Compared with 1981 to 1999, adjusted hazard ratios (HRs) for 5-year all-cause mortality were 0.77 (95% confidence interval [CI] = 0.62–0.94) for 2000 to 2005, 0.64 (95% CI = 0.51–0.79) for 2006 to 2010, and 0.56 (95% CI = 0.45–0.71) for 2011 to 2014 (P for trend < .001). Years of life lost decreased from 5.0 to 3.0, 2.2, and 1.6 across the four periods, respectively. Analysis stratified by primary diagnosis showed declines in all-cause mortality for patients with Hodgkin lymphoma and plasma cell dyscrasias, but not for those with non-Hodgkin lymphoma or acute myeloid leukemia/myelodysplastic syndrome.
The most common causes of non–recurrence-related mortality were infection (n = 361), subsequent malignant neoplasms (n = 346), cardiovascular disease (n = 260), and renal disease (n = 165). Decreases in risk of causes of 5-year mortality compared with 1981 to 1999 were observed for infection (P for trend < .0001, primarily reflecting decline during 2000–2005; HRs = 0.44, 0.39, and 0.41 for 2000–2005, 2006–2010, and 2011–2014) and for subsequent malignant neoplasms (P for trend = .03; confined to decline in therapy-related myeloid neoplasm–related mortality; HRs = 0.56, 0.52, and 0.51). No significant decreases compared with 1981 to 1999 were observed for death due to cardiovascular causes (P for trend = .8) or death due to renal disease (P for trend = .07).
The investigators concluded, “Late mortality among autologous BMT recipients has declined over a 30-year period. However, ongoing efforts are needed to mitigate development of infections, subsequent neoplasms, and cardiovascular and renal disease to further reduce late mortality.”
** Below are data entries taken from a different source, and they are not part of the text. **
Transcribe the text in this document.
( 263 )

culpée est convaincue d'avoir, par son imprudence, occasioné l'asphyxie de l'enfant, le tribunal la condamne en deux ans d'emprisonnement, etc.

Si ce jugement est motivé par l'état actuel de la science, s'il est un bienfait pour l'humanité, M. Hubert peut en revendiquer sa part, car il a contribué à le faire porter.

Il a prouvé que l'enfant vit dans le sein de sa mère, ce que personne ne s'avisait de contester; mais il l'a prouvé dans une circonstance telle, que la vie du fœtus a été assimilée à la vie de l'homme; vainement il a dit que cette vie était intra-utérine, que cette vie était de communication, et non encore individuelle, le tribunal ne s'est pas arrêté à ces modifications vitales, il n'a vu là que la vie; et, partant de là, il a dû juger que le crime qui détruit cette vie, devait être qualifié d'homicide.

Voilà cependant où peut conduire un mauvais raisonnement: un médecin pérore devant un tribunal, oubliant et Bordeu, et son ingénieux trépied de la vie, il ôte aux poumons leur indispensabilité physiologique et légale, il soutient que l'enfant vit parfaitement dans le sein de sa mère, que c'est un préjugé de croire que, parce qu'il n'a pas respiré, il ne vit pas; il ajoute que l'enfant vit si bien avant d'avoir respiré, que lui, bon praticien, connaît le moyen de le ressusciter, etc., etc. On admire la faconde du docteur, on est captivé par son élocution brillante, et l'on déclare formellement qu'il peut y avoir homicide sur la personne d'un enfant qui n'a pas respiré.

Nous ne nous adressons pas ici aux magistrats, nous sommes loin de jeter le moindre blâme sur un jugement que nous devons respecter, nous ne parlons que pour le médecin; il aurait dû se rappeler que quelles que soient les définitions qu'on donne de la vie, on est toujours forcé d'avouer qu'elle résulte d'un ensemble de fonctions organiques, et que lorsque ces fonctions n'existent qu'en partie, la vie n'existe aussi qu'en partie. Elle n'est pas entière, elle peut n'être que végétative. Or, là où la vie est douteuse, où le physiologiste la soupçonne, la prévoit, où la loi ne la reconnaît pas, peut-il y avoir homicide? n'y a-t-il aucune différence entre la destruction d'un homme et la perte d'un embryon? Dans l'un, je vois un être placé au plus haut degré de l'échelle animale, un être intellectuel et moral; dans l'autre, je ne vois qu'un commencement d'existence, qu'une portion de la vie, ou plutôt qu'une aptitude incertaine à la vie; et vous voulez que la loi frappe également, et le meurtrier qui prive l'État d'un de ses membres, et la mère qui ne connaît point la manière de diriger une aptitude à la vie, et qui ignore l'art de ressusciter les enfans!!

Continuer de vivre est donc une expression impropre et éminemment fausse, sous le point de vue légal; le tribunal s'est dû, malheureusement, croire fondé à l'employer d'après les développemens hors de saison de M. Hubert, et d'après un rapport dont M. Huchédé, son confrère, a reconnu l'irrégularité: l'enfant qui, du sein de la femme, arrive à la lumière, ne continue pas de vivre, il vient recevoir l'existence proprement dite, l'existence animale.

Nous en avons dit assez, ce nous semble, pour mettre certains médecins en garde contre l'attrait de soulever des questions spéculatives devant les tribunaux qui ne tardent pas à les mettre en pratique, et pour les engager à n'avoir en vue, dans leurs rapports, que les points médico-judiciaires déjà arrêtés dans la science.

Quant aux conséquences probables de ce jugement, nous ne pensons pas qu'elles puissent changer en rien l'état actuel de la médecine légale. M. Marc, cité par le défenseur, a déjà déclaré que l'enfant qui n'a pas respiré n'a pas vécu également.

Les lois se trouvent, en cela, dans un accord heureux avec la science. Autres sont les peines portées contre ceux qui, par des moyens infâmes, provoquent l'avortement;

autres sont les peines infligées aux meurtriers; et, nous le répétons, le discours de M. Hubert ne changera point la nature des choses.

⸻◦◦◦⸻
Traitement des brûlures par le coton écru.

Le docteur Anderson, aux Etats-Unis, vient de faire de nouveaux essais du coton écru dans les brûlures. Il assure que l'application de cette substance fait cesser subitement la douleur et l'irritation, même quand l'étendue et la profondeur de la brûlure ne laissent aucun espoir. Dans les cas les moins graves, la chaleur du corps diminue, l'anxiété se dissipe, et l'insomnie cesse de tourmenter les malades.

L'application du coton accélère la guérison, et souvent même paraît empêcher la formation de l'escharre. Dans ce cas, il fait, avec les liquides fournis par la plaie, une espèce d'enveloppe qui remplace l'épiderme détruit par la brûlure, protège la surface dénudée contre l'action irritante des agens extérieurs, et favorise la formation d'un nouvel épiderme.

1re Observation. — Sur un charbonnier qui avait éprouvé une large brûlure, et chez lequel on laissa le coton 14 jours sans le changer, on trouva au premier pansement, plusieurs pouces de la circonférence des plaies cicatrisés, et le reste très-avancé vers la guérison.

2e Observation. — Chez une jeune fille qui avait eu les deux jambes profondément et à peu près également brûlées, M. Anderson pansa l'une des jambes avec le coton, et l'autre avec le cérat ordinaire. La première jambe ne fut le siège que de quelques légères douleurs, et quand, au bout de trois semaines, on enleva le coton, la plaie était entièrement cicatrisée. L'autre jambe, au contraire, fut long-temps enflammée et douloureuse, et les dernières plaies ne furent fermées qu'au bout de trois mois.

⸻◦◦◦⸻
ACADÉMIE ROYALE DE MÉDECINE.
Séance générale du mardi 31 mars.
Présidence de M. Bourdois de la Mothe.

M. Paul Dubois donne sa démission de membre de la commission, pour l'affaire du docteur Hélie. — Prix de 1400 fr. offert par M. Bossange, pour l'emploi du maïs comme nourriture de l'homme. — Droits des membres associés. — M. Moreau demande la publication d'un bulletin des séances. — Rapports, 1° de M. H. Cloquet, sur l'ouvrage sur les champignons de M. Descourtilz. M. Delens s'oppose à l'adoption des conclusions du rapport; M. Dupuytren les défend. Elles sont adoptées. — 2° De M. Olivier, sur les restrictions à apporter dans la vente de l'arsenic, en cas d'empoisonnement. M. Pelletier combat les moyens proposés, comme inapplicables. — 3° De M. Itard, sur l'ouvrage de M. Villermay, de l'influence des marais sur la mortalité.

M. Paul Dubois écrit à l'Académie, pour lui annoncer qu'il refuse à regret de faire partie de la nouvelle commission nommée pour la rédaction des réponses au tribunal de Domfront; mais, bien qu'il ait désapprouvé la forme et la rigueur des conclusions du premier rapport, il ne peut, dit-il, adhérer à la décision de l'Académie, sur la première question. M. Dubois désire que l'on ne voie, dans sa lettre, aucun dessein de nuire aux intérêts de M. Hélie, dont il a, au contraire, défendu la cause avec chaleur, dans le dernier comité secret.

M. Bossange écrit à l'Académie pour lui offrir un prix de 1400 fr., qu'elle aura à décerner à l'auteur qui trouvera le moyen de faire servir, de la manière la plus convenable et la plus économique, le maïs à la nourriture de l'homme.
Dr. Bhatia, of the Institute for Cancer Outcomes and Survivorship, Department of Pediatrics, School of Medicine, University of Alabama at Birmingham, is the corresponding author for the Journal of Clinical Oncology article.
Disclosure: The study was supported by the National Cancer Institute and Leukemia and Lymphoma Society. For full disclosures of the study authors, visit ascopubs.org.